All three of the three Graham children—Louisa, John, and Obizines—lived out their lives in Clayton County. Life had been difficult for them and their mother, and losing her father when she was only eight years old, must have been especially hard for Louisa. Even Caroline’s second marriage did not necessarily improve the family’s circumstances, although James Adams was twelve years younger than Louisa and if he was illiterate, he at least knew how to farm.
In October 1879, Louisa married Josiah Meredith Hart (1857-1957), the son of John J. Hart, who lived a couple of miles northwest of Riverdale on the west Fayetteville Road. They established a large and successful truck farm, growing produce for the Atlanta market, and raised ten children, most of whom grew up, married neighbors, and began families of their own in the Flat Rock community.Louisa had a cerebral hemorrhage and died in July 1927. She was buried in the family plot at Flat Rock. Her husband died in 1957, aged 100, and is also buried at Flat Rock.

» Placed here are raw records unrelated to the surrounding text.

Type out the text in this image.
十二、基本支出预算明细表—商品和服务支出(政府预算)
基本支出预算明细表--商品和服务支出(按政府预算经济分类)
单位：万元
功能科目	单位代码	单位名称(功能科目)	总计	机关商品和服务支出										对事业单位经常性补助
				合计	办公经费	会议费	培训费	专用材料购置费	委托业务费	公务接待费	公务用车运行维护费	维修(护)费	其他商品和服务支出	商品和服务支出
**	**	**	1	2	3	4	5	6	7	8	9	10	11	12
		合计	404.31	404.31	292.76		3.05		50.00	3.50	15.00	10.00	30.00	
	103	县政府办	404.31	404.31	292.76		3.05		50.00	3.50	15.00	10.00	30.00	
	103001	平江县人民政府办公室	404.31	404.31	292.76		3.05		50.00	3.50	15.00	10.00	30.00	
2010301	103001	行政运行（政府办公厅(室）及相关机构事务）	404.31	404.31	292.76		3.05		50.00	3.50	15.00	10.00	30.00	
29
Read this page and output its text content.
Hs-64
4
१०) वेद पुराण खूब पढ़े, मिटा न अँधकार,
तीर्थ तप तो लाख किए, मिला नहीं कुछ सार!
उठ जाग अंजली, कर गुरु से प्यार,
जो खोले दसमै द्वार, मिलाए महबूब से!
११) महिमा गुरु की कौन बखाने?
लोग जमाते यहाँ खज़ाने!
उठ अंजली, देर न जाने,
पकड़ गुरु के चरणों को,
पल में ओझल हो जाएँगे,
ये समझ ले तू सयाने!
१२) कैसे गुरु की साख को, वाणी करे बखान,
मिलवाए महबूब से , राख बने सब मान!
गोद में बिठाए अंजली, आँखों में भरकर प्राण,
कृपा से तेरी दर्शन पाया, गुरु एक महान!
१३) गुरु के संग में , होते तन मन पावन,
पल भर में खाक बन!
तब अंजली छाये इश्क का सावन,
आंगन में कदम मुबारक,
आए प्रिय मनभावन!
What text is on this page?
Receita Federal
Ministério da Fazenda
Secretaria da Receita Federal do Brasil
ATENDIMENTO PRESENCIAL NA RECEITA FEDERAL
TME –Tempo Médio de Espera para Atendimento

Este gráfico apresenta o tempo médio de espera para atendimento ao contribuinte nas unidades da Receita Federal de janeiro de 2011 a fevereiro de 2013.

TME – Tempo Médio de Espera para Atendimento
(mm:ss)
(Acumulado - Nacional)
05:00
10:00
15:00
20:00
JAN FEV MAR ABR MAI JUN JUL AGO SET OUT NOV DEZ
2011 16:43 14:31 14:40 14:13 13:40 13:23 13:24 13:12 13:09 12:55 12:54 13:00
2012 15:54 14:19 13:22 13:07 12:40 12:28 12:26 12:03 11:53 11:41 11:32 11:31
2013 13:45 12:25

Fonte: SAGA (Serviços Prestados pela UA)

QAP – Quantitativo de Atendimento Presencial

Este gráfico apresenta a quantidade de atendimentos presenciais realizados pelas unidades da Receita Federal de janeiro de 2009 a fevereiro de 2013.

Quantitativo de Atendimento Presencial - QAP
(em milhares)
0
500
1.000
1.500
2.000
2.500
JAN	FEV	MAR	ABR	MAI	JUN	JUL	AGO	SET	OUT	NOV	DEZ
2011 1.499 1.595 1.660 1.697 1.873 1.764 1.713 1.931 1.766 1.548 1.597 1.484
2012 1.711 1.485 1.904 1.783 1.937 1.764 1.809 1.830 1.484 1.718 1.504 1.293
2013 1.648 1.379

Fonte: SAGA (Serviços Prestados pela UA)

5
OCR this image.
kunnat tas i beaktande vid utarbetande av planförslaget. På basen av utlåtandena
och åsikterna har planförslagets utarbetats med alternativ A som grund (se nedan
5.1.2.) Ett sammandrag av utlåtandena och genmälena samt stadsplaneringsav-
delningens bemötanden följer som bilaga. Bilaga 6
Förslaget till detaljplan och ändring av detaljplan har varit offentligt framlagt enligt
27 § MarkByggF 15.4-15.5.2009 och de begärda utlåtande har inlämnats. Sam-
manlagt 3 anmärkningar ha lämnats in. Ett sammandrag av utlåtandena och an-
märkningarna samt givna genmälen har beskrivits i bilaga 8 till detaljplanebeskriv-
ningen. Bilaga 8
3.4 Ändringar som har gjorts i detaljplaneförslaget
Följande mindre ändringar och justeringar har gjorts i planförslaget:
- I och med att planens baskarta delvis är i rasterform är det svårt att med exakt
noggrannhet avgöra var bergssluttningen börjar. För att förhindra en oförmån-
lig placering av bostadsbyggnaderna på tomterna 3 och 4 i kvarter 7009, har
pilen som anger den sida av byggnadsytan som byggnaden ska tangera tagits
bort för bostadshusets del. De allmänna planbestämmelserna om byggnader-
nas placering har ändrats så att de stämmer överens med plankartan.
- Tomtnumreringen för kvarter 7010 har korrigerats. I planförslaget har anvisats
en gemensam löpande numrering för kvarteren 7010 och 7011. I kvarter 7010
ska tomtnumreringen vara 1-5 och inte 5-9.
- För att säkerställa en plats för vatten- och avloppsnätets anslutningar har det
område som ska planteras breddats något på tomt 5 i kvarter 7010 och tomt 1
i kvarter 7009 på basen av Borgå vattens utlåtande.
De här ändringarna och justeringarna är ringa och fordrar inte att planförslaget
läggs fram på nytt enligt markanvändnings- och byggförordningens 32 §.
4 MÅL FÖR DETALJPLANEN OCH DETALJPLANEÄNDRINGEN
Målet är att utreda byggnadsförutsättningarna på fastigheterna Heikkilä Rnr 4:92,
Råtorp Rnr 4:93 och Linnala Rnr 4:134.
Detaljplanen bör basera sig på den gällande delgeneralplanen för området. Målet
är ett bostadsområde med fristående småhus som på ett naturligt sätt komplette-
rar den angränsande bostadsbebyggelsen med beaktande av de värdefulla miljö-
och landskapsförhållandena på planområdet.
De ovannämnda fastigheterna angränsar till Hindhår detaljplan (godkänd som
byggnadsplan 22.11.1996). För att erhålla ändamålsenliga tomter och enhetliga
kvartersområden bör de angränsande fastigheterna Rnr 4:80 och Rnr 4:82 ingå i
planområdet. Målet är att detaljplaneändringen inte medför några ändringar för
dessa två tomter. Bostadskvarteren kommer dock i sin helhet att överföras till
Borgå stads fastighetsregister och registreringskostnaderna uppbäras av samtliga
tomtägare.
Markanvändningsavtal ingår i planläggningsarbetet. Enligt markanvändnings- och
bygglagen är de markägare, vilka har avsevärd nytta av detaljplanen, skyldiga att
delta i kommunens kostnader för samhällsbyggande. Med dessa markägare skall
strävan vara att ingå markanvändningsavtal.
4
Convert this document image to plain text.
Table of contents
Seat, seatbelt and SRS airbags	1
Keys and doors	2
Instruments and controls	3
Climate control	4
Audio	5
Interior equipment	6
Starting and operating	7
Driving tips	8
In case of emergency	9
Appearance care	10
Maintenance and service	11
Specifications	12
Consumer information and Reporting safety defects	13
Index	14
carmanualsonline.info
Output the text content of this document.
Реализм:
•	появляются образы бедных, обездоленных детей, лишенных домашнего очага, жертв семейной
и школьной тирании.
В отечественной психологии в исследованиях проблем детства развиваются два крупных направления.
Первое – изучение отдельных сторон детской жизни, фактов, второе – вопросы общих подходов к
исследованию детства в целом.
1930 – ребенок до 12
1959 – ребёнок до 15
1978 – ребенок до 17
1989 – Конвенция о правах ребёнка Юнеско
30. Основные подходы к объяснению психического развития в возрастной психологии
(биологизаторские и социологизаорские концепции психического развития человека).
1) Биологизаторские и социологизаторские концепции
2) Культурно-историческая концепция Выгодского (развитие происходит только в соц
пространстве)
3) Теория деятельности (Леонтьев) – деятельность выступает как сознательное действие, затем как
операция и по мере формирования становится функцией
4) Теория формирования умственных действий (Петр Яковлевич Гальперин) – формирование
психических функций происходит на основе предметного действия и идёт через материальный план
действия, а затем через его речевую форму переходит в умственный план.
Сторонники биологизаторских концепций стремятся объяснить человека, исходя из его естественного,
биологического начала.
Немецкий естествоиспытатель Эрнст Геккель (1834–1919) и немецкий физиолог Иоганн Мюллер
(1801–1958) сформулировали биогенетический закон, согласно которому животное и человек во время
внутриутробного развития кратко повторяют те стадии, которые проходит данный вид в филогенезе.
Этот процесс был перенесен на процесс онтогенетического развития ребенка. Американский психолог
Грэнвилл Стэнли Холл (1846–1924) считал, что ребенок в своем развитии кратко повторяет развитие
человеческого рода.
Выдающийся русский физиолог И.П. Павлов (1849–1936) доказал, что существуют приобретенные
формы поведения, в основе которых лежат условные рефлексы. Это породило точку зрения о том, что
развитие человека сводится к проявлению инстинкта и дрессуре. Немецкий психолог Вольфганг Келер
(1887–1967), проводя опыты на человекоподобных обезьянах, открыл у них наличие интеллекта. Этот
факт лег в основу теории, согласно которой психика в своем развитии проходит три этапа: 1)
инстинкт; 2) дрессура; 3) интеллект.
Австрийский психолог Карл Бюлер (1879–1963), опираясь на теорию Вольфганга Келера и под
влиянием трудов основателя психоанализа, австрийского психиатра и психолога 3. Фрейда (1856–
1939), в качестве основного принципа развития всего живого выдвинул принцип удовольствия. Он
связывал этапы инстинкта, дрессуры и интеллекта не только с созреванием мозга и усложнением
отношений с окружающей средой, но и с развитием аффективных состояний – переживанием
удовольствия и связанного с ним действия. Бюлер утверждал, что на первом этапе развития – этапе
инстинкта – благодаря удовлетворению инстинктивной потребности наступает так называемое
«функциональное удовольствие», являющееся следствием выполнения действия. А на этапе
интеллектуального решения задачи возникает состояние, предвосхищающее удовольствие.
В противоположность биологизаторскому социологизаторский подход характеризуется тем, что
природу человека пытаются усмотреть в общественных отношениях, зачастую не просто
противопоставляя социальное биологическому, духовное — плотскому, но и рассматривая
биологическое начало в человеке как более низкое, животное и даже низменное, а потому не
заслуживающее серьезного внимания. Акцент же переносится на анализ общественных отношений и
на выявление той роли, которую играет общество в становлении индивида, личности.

Caroline and Richard Graham's son, John T. Graham, married Martha “Mattie” Fullerton in the early 1880s, and they had five children, three of which—Alma, Myra, and Alice—grew to adulthood. They remained in Clayton County, but John Graham never acquired a farm of his own. He died in 1913, and both he and his wife are buried at Flat Rock Cemetery. “Ob,” as Louisa’s sister was called, married Noah Webster Gossett in the early 1880s, and they, too, raised a family in northwest Clayton County. They had ten children, seven of whom were still alive in 1910, including sons, Virgil, James, and Eddie, and daughters Ella and Lois. Noah Gossett was a self-employed blacksmith with his own shop. He and his wife died around 1910 and are buried at Flat Rock Cemetery in graves marked by simple, un-inscribed stones.
References
See Ancestors Unlimited Edition, vol. 13, #4, pp. 149-150; records of Flat Rock Cemetery, where all three Graham children and many members of their families are buried; Fayette and Clayton County marriage records; Federal Census, 1850 Henry Co. #1336, 1860 Coosa Co, AL, #765, 1870 Clayton Co. #339, 1900 Clayton Co., Poplar Springs, #369, 1910 Clayton Co., Oak Dist., #99.
1. See “The Internet Surname Database,” accessed at <http://www.surnamedb.com/surname.aspx?name=Graham> on 2 August 2008.
2. The cemetery is recorded in All Known Cemeteries of Clayton County, Georgia (Jonesboro, GA, 1986).
3. Research in Coosa County, Alabama, land and probate records might provide additional information about Richard Graham.
4. In the 1900 census, Caroline is listed as having had nine children, with eight still living. The ninth child must have died while very young, and which of Caroline’s husbands fathered the child is not known.